RE: Strange join table criteria in apache drill

Kunal Khatua Tue, 23 Apr 2019 21:53:26 -0700

(Adding this to the user mailing list for future reference and see if anyone 
else has alternative solutions)


Hi Charles

What you pointed out is the same issue as the mail I shared regarding the GROUP 
BY clause. There seems to be a limitation in the Calcite planner w.r.t. the 
JDBC storage plugin. I'm actually wondering how come you do not have the need 
for table aliases when defining the predicate. Perhaps that *might* resolve the 
issue of the filter being pushed down to the source.

It seems that the GROUP BY (or in your case, the WHERE) clause is being pushed 
down to the source only for the first source.
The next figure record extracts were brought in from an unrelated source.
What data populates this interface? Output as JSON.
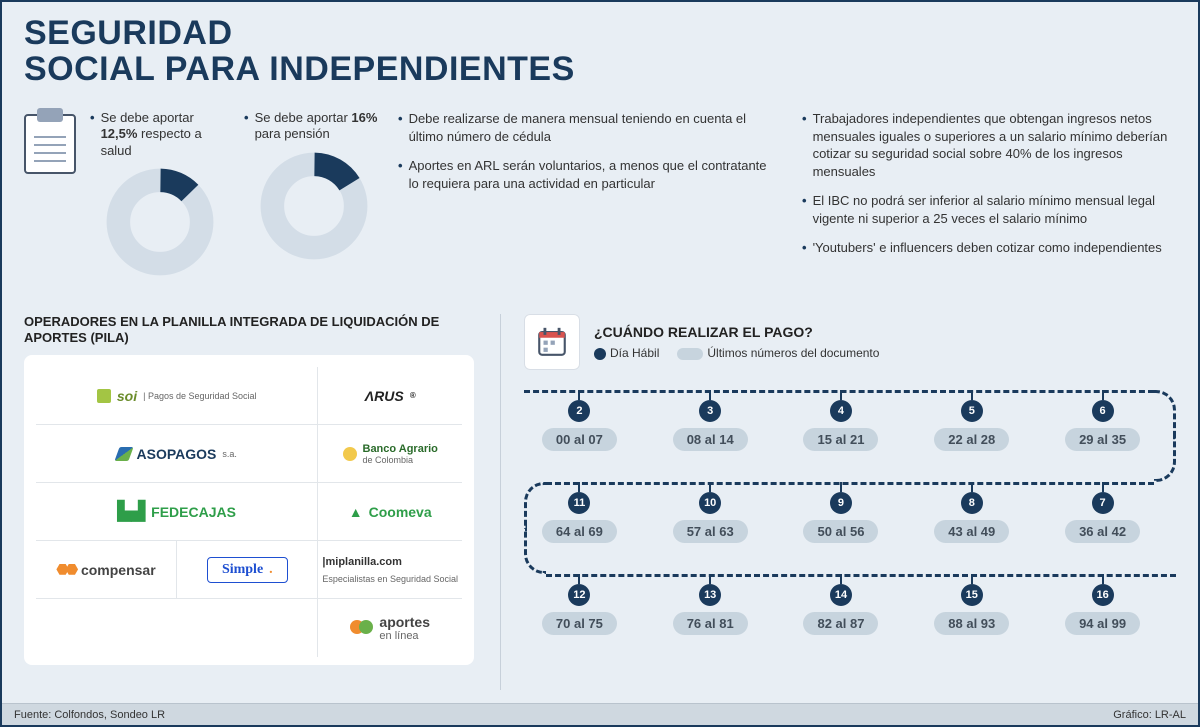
{
  "title_line1": "SEGURIDAD",
  "title_line2": "SOCIAL PARA  INDEPENDIENTES",
  "colors": {
    "primary": "#1a3a5c",
    "ring_bg": "#d3dde7",
    "pill_bg": "#c7d4de",
    "panel_bg": "#ffffff",
    "page_bg": "#e8eef4"
  },
  "donuts": [
    {
      "label_pre": "Se debe aportar ",
      "value_text": "12,5%",
      "label_post": " respecto a salud",
      "percent": 12.5
    },
    {
      "label_pre": "Se debe aportar ",
      "value_text": "16%",
      "label_post": " para pensión",
      "percent": 16
    }
  ],
  "bullets_left": [
    "Debe realizarse de manera mensual teniendo en cuenta el último número de cédula",
    "Aportes en ARL serán voluntarios, a menos que el contratante lo requiera para una actividad en particular"
  ],
  "bullets_right": [
    "Trabajadores independientes que obtengan ingresos netos mensuales iguales o superiores a un salario mínimo deberían cotizar su seguridad social sobre 40% de los ingresos mensuales",
    "El IBC no podrá ser inferior al salario mínimo mensual legal vigente ni superior a 25 veces el salario mínimo",
    "'Youtubers' e influencers deben cotizar como independientes"
  ],
  "operators": {
    "title": "OPERADORES EN LA PLANILLA INTEGRADA DE LIQUIDACIÓN DE APORTES (PILA)",
    "items": [
      "SOI",
      "ARUS",
      "ASOPAGOS s.a.",
      "Banco Agrario de Colombia",
      "FEDECAJAS",
      "Coomeva",
      "compensar",
      "Simple",
      "miplanilla.com",
      "aportes en línea"
    ]
  },
  "payment": {
    "title": "¿CUÁNDO REALIZAR EL PAGO?",
    "legend_day": "Día Hábil",
    "legend_range": "Últimos números del documento",
    "rows": [
      [
        {
          "day": "2",
          "range": "00 al 07"
        },
        {
          "day": "3",
          "range": "08 al 14"
        },
        {
          "day": "4",
          "range": "15 al 21"
        },
        {
          "day": "5",
          "range": "22 al 28"
        },
        {
          "day": "6",
          "range": "29 al 35"
        }
      ],
      [
        {
          "day": "11",
          "range": "64 al 69"
        },
        {
          "day": "10",
          "range": "57 al 63"
        },
        {
          "day": "9",
          "range": "50 al 56"
        },
        {
          "day": "8",
          "range": "43 al 49"
        },
        {
          "day": "7",
          "range": "36 al 42"
        }
      ],
      [
        {
          "day": "12",
          "range": "70 al 75"
        },
        {
          "day": "13",
          "range": "76 al 81"
        },
        {
          "day": "14",
          "range": "82 al 87"
        },
        {
          "day": "15",
          "range": "88 al 93"
        },
        {
          "day": "16",
          "range": "94 al 99"
        }
      ]
    ]
  },
  "footer": {
    "source": "Fuente: Colfondos, Sondeo LR",
    "credit": "Gráfico: LR-AL"
  }
}
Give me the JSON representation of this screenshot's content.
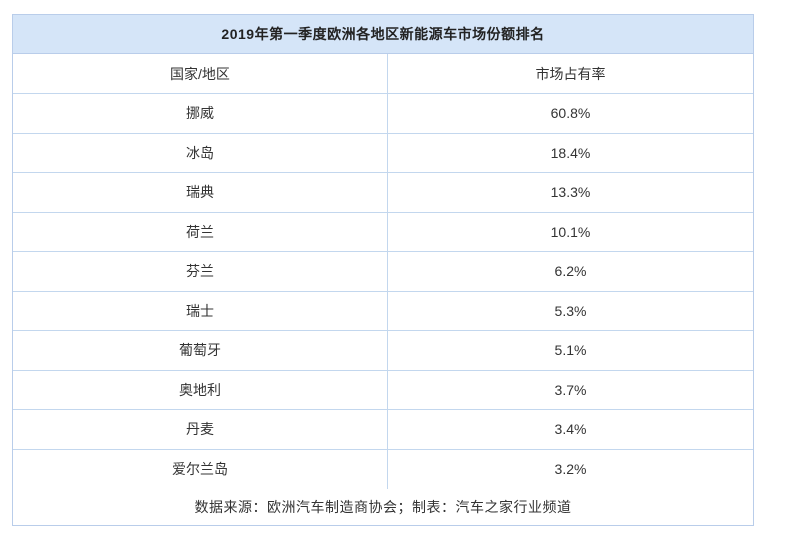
{
  "chart_data": {
    "type": "table",
    "title": "2019年第一季度欧洲各地区新能源车市场份额排名",
    "columns": [
      "国家/地区",
      "市场占有率"
    ],
    "rows": [
      [
        "挪威",
        "60.8%"
      ],
      [
        "冰岛",
        "18.4%"
      ],
      [
        "瑞典",
        "13.3%"
      ],
      [
        "荷兰",
        "10.1%"
      ],
      [
        "芬兰",
        "6.2%"
      ],
      [
        "瑞士",
        "5.3%"
      ],
      [
        "葡萄牙",
        "5.1%"
      ],
      [
        "奥地利",
        "3.7%"
      ],
      [
        "丹麦",
        "3.4%"
      ],
      [
        "爱尔兰岛",
        "3.2%"
      ]
    ],
    "footer": "数据来源：欧洲汽车制造商协会；制表：汽车之家行业频道",
    "layout": {
      "legend": "none",
      "grid": "light-blue row borders",
      "header_background": "#d5e5f8"
    }
  },
  "colors": {
    "band_background": "#d5e5f8",
    "border": "#c3d7ee",
    "outer_border": "#b9cdea",
    "title_text": "#222222",
    "cell_text": "#333333",
    "page_background": "#ffffff"
  }
}
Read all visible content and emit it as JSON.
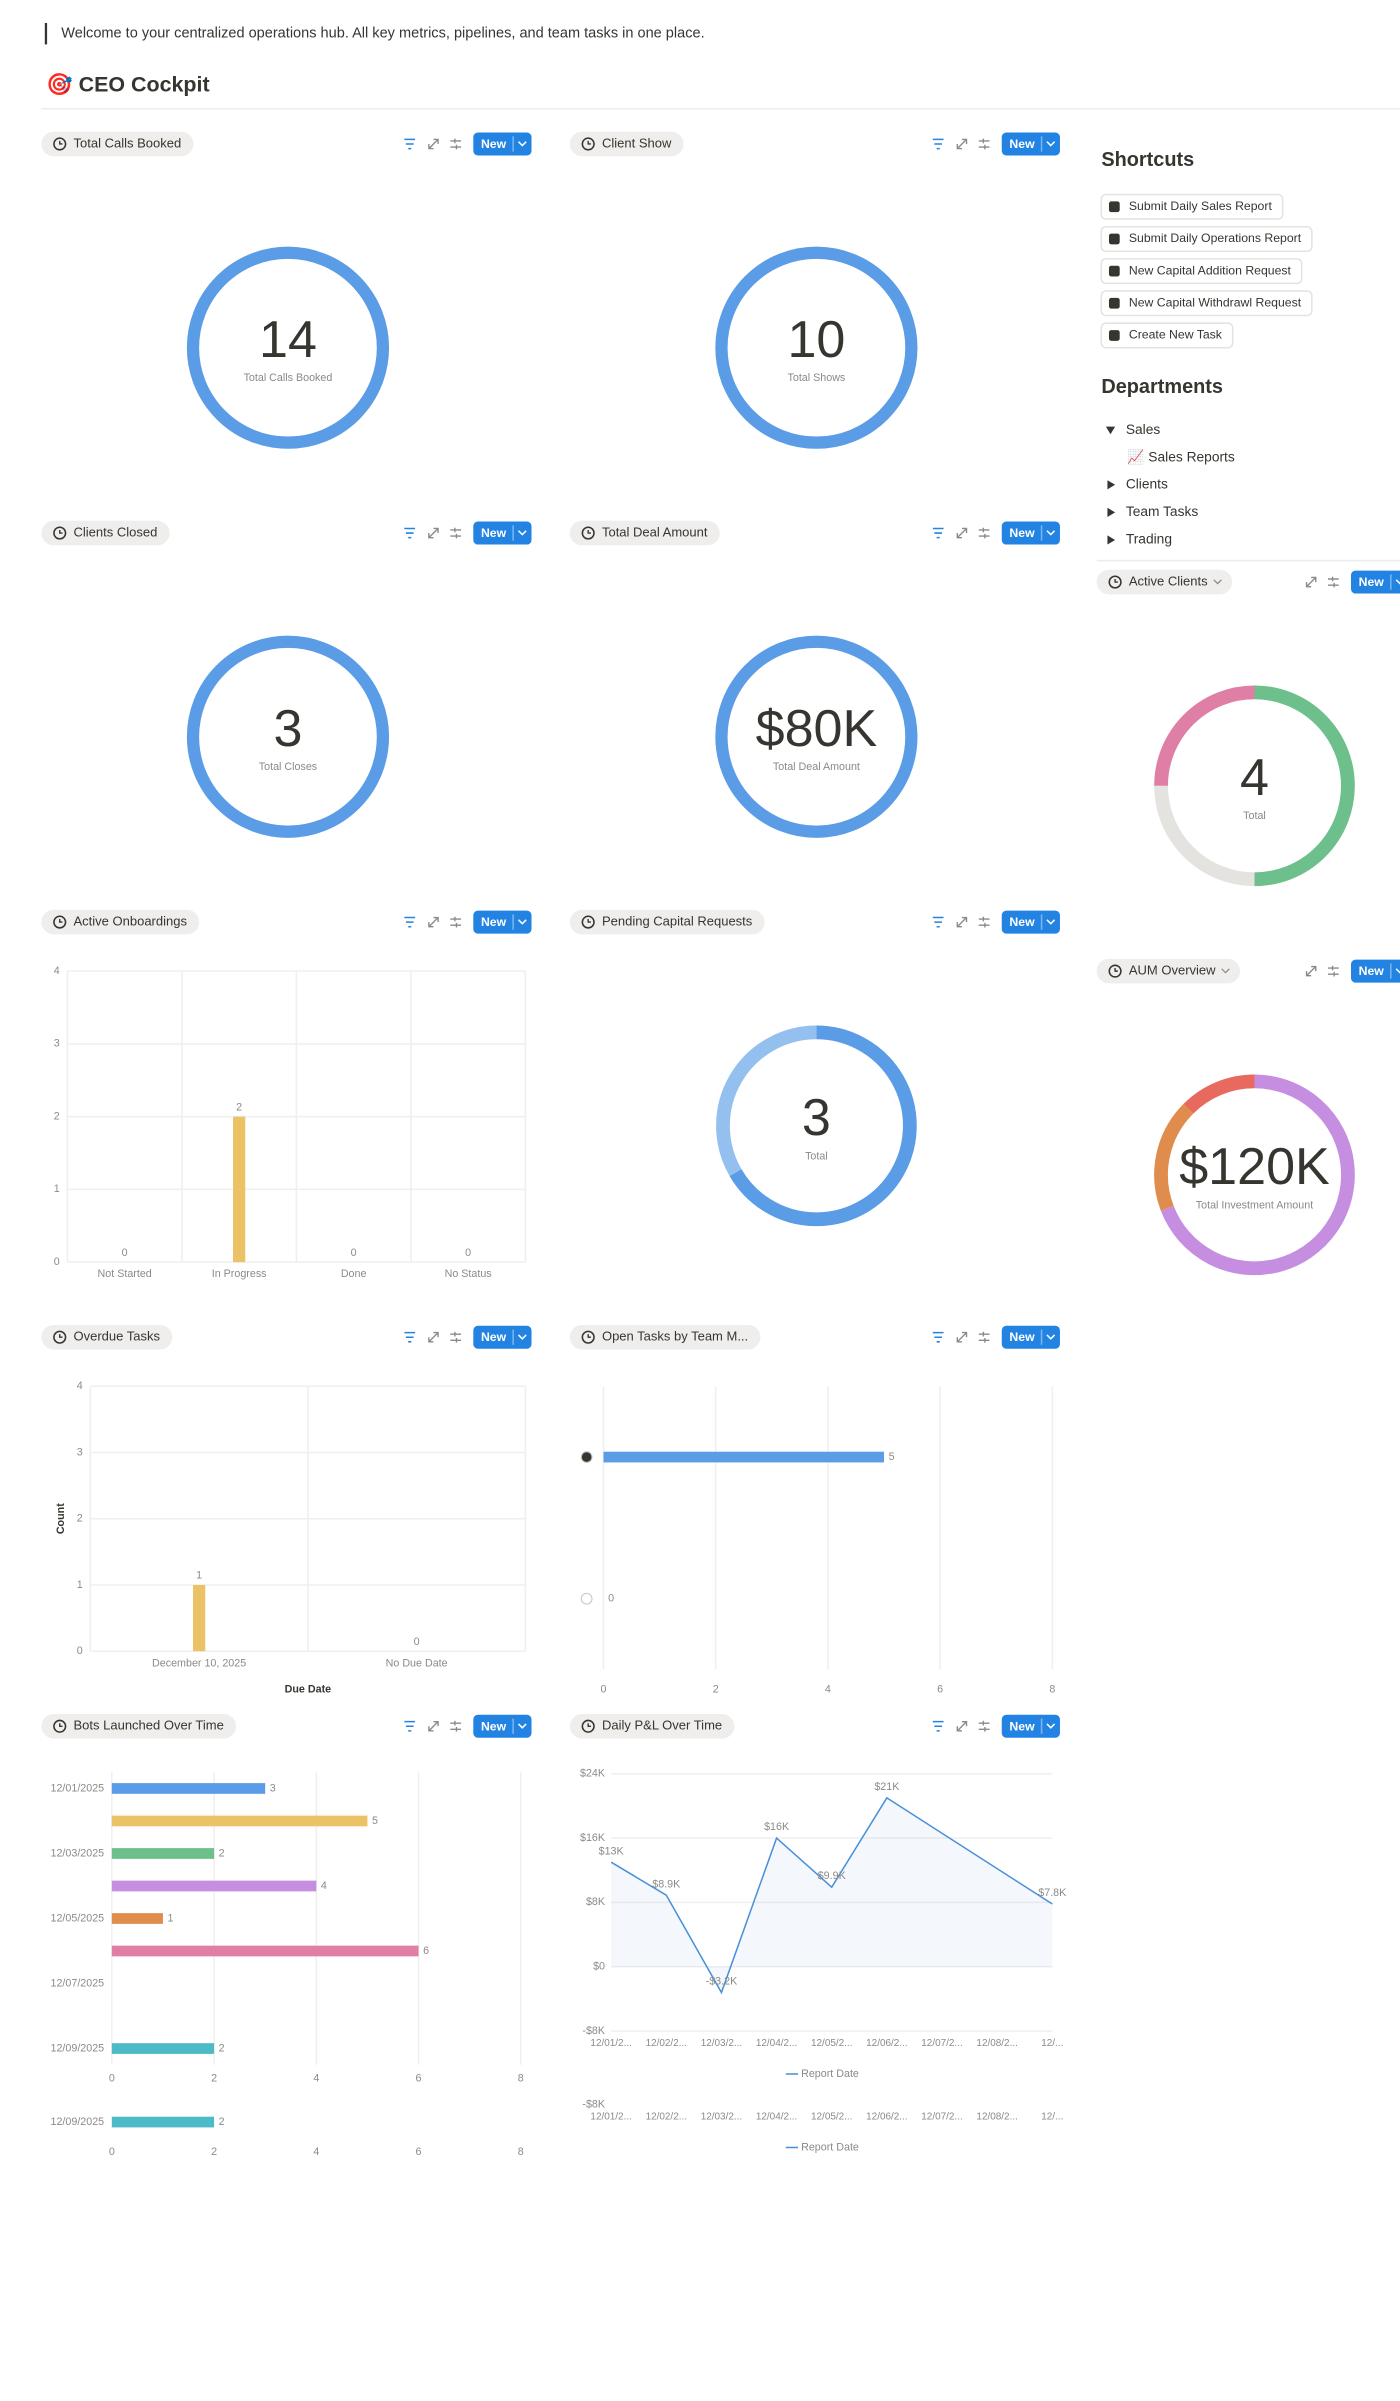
{
  "intro": "Welcome to your centralized operations hub. All key metrics, pipelines, and team tasks in one place.",
  "heading": "🎯 CEO Cockpit",
  "new_button": "New",
  "shortcuts": {
    "title": "Shortcuts",
    "items": [
      "Submit Daily Sales Report",
      "Submit Daily Operations Report",
      "New Capital Addition Request",
      "New Capital Withdrawl Request",
      "Create New Task"
    ]
  },
  "departments": {
    "title": "Departments",
    "items": [
      {
        "label": "Sales",
        "children": [
          "📈 Sales Reports"
        ]
      },
      {
        "label": "Clients"
      },
      {
        "label": "Team Tasks"
      },
      {
        "label": "Trading"
      }
    ]
  },
  "chart_data": [
    {
      "type": "number",
      "title": "Total Calls Booked",
      "value": 14,
      "label": "Total Calls Booked",
      "color": "#5b9ce6"
    },
    {
      "type": "number",
      "title": "Client Show",
      "value": 10,
      "label": "Total Shows",
      "color": "#5b9ce6"
    },
    {
      "type": "number",
      "title": "Clients Closed",
      "value": 3,
      "label": "Total Closes",
      "color": "#5b9ce6"
    },
    {
      "type": "number",
      "title": "Total Deal Amount",
      "value": 80000,
      "value_label": "$80K",
      "label": "Total Deal Amount",
      "color": "#5b9ce6"
    },
    {
      "type": "bar",
      "title": "Active Onboardings",
      "categories": [
        "Not Started",
        "In Progress",
        "Done",
        "No Status"
      ],
      "values": [
        0,
        2,
        0,
        0
      ],
      "color": "#ecc266",
      "ylim": [
        0,
        4
      ],
      "yticks": [
        0,
        1,
        2,
        3,
        4
      ],
      "grid": true
    },
    {
      "type": "donut",
      "title": "Pending Capital Requests",
      "values": [
        2,
        1
      ],
      "colors": [
        "#5b9ce6",
        "#94c0ef"
      ],
      "total": 3,
      "label": "Total"
    },
    {
      "type": "bar",
      "title": "Overdue Tasks",
      "categories": [
        "December 10, 2025",
        "No Due Date"
      ],
      "values": [
        1,
        0
      ],
      "color": "#ecc266",
      "ylim": [
        0,
        4
      ],
      "yticks": [
        0,
        1,
        2,
        3,
        4
      ],
      "y_label": "Count",
      "x_label": "Due Date",
      "grid": true
    },
    {
      "type": "hbar",
      "title": "Open Tasks by Team M...",
      "categories": [
        null,
        null
      ],
      "values": [
        5,
        0
      ],
      "color": "#5b9ce6",
      "xlim": [
        0,
        8
      ],
      "xticks": [
        0,
        2,
        4,
        6,
        8
      ],
      "grid": true
    },
    {
      "type": "hbar",
      "title": "Bots Launched Over Time",
      "categories": [
        "12/01/2025",
        null,
        "12/03/2025",
        null,
        "12/05/2025",
        null,
        "12/07/2025",
        null,
        "12/09/2025"
      ],
      "values": [
        3,
        5,
        2,
        4,
        1,
        6,
        null,
        null,
        2
      ],
      "colors": [
        "#5b9ce6",
        "#ecc266",
        "#6dbf8b",
        "#c58ee0",
        "#e08c4d",
        "#e07fa5",
        null,
        null,
        "#4dbbc7"
      ],
      "xlim": [
        0,
        8
      ],
      "xticks": [
        0,
        2,
        4,
        6,
        8
      ],
      "grid": true
    },
    {
      "type": "line",
      "title": "Daily P&L Over Time",
      "x": [
        0,
        1,
        2,
        3,
        4,
        5,
        8
      ],
      "series": [
        {
          "name": "Report Date",
          "color": "#4a90d9",
          "values": [
            13000,
            8900,
            -3200,
            16000,
            9900,
            21000,
            7800
          ],
          "value_labels": [
            "$13K",
            "$8.9K",
            "-$3.2K",
            "$16K",
            "$9.9K",
            "$21K",
            "$7.8K"
          ]
        }
      ],
      "xlim": [
        0,
        8
      ],
      "xticks": [
        {
          "value": 0,
          "label": "12/01/2..."
        },
        {
          "value": 1,
          "label": "12/02/2..."
        },
        {
          "value": 2,
          "label": "12/03/2..."
        },
        {
          "value": 3,
          "label": "12/04/2..."
        },
        {
          "value": 4,
          "label": "12/05/2..."
        },
        {
          "value": 5,
          "label": "12/06/2..."
        },
        {
          "value": 6,
          "label": "12/07/2..."
        },
        {
          "value": 7,
          "label": "12/08/2..."
        },
        {
          "value": 8,
          "label": "12/..."
        }
      ],
      "ylim": [
        -8000,
        24000
      ],
      "yticks": [
        {
          "value": -8000,
          "label": "-$8K"
        },
        {
          "value": 0,
          "label": "$0"
        },
        {
          "value": 8000,
          "label": "$8K"
        },
        {
          "value": 16000,
          "label": "$16K"
        },
        {
          "value": 24000,
          "label": "$24K"
        }
      ],
      "grid": true
    },
    {
      "type": "donut",
      "title": "Active Clients",
      "values": [
        2,
        1,
        1
      ],
      "colors": [
        "#6dbf8b",
        "#e4e3e0",
        "#e07fa5"
      ],
      "total": 4,
      "label": "Total"
    },
    {
      "type": "donut",
      "title": "AUM Overview",
      "values": [
        83000,
        22000,
        15000
      ],
      "colors": [
        "#c58ee0",
        "#e08c4d",
        "#e86a5f"
      ],
      "total": 120000,
      "total_label": "$120K",
      "label": "Total Investment Amount"
    }
  ]
}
This isn't a bug in the sense that you are getting wrong results, but is 
definitely a performance bug. As suggested in that thread, one option would be 
to identify which source will be smaller to stream in the absence of the 
filter, and make that the second source in the union query.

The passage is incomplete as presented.